Voilà un film d’une intensité particulière et assez inédite du fait de la nouveauté du dispositif mis en place par Ari Folman. Un onirisme aux touches lyriques qui vient souvent être contrecarré par le verbe, par les discours qui servent le processus de résurgence de la mémoire. Et cette confrontation offre à mes yeux (et mes sens) une intensité inédite dans le sens où un élément nous empêche d’atteindre ce qu’un premier est en train de nous faire atteindre.

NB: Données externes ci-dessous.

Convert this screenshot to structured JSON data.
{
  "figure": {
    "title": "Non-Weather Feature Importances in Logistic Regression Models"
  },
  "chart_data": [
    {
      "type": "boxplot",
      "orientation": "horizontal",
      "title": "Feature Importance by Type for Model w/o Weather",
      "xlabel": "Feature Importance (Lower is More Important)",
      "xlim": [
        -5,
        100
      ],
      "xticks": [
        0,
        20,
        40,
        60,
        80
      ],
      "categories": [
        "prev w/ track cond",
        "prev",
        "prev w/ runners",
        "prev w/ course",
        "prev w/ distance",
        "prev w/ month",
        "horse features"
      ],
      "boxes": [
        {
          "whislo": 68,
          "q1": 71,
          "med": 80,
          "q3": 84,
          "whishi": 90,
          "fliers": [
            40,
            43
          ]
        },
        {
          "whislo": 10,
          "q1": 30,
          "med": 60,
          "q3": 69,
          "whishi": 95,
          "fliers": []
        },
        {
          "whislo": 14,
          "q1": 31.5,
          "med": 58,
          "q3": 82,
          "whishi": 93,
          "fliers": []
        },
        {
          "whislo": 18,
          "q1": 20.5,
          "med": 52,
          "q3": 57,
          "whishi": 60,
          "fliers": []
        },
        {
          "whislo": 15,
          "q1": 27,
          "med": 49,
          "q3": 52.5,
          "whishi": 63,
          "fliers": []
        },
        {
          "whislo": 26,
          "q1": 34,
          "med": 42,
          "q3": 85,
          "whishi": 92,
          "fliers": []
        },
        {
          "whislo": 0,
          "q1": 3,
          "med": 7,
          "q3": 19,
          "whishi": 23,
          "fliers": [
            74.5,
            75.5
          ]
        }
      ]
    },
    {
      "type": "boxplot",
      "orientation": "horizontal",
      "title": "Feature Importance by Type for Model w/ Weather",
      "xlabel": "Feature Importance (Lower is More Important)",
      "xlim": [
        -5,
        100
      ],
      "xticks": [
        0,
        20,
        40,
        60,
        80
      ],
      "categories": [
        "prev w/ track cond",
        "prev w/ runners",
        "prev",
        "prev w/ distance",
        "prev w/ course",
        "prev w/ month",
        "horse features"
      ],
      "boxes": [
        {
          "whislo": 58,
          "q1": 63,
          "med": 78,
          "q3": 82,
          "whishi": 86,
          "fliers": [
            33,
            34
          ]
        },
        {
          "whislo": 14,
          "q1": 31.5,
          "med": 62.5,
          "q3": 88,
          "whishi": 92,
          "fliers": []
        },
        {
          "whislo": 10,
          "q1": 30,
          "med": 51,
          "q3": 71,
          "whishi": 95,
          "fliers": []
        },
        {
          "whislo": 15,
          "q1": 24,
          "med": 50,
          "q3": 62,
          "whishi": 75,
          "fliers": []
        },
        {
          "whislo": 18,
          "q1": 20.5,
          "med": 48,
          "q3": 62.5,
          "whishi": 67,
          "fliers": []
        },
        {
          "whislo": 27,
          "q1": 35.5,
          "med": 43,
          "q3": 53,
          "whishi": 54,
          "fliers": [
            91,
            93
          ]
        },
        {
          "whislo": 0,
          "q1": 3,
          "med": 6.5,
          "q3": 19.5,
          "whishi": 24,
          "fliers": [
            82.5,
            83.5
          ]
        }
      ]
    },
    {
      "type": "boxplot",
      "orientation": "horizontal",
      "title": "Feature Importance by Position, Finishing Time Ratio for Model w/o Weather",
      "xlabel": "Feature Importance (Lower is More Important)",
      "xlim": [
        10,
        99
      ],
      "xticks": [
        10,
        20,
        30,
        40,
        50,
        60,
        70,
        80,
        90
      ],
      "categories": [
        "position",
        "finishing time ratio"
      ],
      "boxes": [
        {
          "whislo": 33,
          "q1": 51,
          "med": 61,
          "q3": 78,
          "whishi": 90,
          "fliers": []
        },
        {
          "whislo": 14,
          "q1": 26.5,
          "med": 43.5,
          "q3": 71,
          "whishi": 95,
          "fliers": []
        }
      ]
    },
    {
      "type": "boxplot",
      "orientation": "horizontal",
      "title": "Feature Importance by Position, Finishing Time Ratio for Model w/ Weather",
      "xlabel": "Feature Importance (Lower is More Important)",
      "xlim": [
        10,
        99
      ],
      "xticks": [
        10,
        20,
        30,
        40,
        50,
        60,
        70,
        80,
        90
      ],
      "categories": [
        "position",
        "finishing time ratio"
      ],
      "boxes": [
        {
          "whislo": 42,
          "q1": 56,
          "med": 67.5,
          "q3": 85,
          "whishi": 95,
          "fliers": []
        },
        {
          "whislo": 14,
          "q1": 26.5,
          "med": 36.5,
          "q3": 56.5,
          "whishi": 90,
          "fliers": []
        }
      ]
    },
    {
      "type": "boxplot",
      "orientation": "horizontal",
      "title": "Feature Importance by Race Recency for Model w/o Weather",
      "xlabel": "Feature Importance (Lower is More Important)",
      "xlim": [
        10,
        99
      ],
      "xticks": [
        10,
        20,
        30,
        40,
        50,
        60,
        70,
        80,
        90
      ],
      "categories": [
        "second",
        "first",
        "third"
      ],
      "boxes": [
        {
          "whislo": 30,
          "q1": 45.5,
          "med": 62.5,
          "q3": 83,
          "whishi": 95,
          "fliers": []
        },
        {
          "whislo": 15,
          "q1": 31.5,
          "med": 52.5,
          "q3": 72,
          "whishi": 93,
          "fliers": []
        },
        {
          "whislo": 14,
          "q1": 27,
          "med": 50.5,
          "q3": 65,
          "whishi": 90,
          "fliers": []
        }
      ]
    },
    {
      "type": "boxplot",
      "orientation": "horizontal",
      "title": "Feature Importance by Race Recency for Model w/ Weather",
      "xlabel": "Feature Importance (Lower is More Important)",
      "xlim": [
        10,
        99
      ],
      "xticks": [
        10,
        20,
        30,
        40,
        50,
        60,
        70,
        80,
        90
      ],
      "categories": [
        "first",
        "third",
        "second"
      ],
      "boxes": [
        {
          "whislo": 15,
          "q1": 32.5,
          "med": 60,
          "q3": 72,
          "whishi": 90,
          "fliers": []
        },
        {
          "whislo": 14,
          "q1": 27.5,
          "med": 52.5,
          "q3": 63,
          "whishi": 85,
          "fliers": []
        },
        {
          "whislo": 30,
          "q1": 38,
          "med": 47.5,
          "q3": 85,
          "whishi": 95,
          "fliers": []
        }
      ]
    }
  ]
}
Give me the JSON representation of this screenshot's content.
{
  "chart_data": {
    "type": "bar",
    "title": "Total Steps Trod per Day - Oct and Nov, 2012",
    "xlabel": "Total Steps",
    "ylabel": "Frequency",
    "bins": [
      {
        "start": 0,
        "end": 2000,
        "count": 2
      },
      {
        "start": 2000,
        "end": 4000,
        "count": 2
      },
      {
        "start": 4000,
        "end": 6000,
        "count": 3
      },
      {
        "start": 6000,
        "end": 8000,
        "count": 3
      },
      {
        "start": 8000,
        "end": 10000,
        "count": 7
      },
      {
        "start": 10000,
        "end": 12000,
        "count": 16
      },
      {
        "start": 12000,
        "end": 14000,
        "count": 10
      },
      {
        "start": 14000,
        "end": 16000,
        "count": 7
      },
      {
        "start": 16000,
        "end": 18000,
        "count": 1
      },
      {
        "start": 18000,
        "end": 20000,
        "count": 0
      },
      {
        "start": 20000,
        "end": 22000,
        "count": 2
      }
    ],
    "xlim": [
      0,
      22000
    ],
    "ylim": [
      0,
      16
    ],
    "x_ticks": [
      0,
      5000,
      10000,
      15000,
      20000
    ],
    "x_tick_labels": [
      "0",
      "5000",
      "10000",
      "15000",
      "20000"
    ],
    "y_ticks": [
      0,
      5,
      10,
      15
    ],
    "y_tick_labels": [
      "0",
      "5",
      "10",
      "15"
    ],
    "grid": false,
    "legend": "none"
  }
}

Tout le paradoxe du dispositif du documentaire animé se trouve là : Le choix de l’animation comme une possibilité absolue de se démarquer de la réalité, qui vient se conjuguer avec ces déclarations. Au fur et à mesure que le film avance, les discours accompagneront des choses plus concrètes, on passe avec les protagonistes d’une description fantasmatique et distancée à un raccordement au fait réel du jour du massacre. Si ce procédé est intelligent c’est parce qu’il colle au sujet de la réhabilitation d’un drame oublié et refoulé. La contenance du récit se modifie au détour d’une mémoire grandissante.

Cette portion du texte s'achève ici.